In the description of the present application, it should also be noted that, unless explicitly specified and limited otherwise, the terms "disposed," "mounted," "connected," and "connected" are to be construed broadly, and may be, for example, fixedly connected, detachably connected, or integrally connected; can be mechanically or electrically connected; can be directly connected or indirectly connected through an intermediate medium, and can be communication between two elements. The specific meaning of the terms in this application will be understood by those of ordinary skill in the art in a specific context.

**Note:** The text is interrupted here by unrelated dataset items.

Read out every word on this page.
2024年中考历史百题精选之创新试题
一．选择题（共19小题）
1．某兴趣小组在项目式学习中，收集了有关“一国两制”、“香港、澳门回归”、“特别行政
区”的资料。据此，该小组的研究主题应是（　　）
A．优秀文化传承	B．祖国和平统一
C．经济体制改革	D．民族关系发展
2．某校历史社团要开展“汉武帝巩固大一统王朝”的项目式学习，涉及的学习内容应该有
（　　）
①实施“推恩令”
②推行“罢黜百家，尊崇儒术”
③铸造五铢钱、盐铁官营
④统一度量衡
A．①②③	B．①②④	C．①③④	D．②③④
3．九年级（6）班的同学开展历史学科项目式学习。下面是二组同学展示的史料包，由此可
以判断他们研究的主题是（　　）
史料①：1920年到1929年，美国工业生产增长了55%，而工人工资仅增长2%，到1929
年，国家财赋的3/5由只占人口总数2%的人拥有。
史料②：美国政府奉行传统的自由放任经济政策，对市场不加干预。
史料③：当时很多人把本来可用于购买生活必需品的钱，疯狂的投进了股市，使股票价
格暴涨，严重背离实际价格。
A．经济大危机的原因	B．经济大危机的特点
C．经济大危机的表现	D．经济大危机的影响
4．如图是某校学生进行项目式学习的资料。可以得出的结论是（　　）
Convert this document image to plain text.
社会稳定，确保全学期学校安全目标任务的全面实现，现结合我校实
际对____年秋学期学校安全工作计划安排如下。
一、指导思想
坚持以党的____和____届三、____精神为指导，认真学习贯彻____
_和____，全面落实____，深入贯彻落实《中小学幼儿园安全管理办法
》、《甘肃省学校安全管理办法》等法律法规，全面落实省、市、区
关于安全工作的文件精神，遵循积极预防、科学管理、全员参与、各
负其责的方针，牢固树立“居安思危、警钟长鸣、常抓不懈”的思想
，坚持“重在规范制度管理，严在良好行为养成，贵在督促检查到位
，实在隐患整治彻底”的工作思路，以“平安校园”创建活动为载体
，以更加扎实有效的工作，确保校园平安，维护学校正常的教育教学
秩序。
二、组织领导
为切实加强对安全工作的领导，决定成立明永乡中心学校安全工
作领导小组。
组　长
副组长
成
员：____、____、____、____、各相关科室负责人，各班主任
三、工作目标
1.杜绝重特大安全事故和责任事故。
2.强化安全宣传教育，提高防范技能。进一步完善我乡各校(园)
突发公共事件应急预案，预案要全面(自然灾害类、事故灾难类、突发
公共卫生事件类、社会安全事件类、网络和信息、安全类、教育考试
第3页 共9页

The above description is only of the preferred embodiments of the present utility model and is not intended to limit the present utility model, and it should be noted that it is possible for those skilled in the art to make several improvements and modifications without departing from the technical principle of the present utility model, and these improvements and modifications should also be regarded as the protection scope of the present utility model.

Claims (5)

1. Ultrasonic transducer echo testing arrangement, its characterized in that: including ultrasonic echo testboard (1), ultrasonic transducer (2) have been placed on ultrasonic echo testboard (1), wherein, the reflecting surface of ultrasonic transducer (2) orientation ultrasonic echo testboard (1), and the electrode face of ultrasonic transducer (2) is towards the probe setting, the left side and the right side of ultrasonic echo testboard (1) are connected with left probe board (3) and right probe board (4) respectively, be connected with left triaxial probe arm (5) and right triaxial probe arm (6) on left probe board (3) and right probe board (4) respectively, be connected with left probe (7) and right probe (8) that move along with respective probe arm on left triaxial probe arm (5) and right triaxial probe arm (6) respectively, left probe (7) and right probe (8) all link to each other with the input of transmission line (9) and transmission/reception amplifier (10), the output of transmission/reception amplifier (10) links to each other with the input of signal acquisition device (11), be connected with on ultrasonic echo testboard (1) and look over probe (12) and be connected with on the microscope probe.

2. An ultrasonic transducer echo testing device according to claim 1, wherein: the transmission line (9) is a cable.

3. An ultrasonic transducer echo testing device according to claim 1, wherein: the signal acquisition device is an oscilloscope.

4. An ultrasonic transducer echo testing device according to claim 1, wherein: the transmitting/receiving amplifier (10) is an ultrasonic pulse transmitting receiver.

5. An ultrasonic transducer echo testing device according to claim 1, wherein: the microscope (12) is externally connected with a display screen through a data line.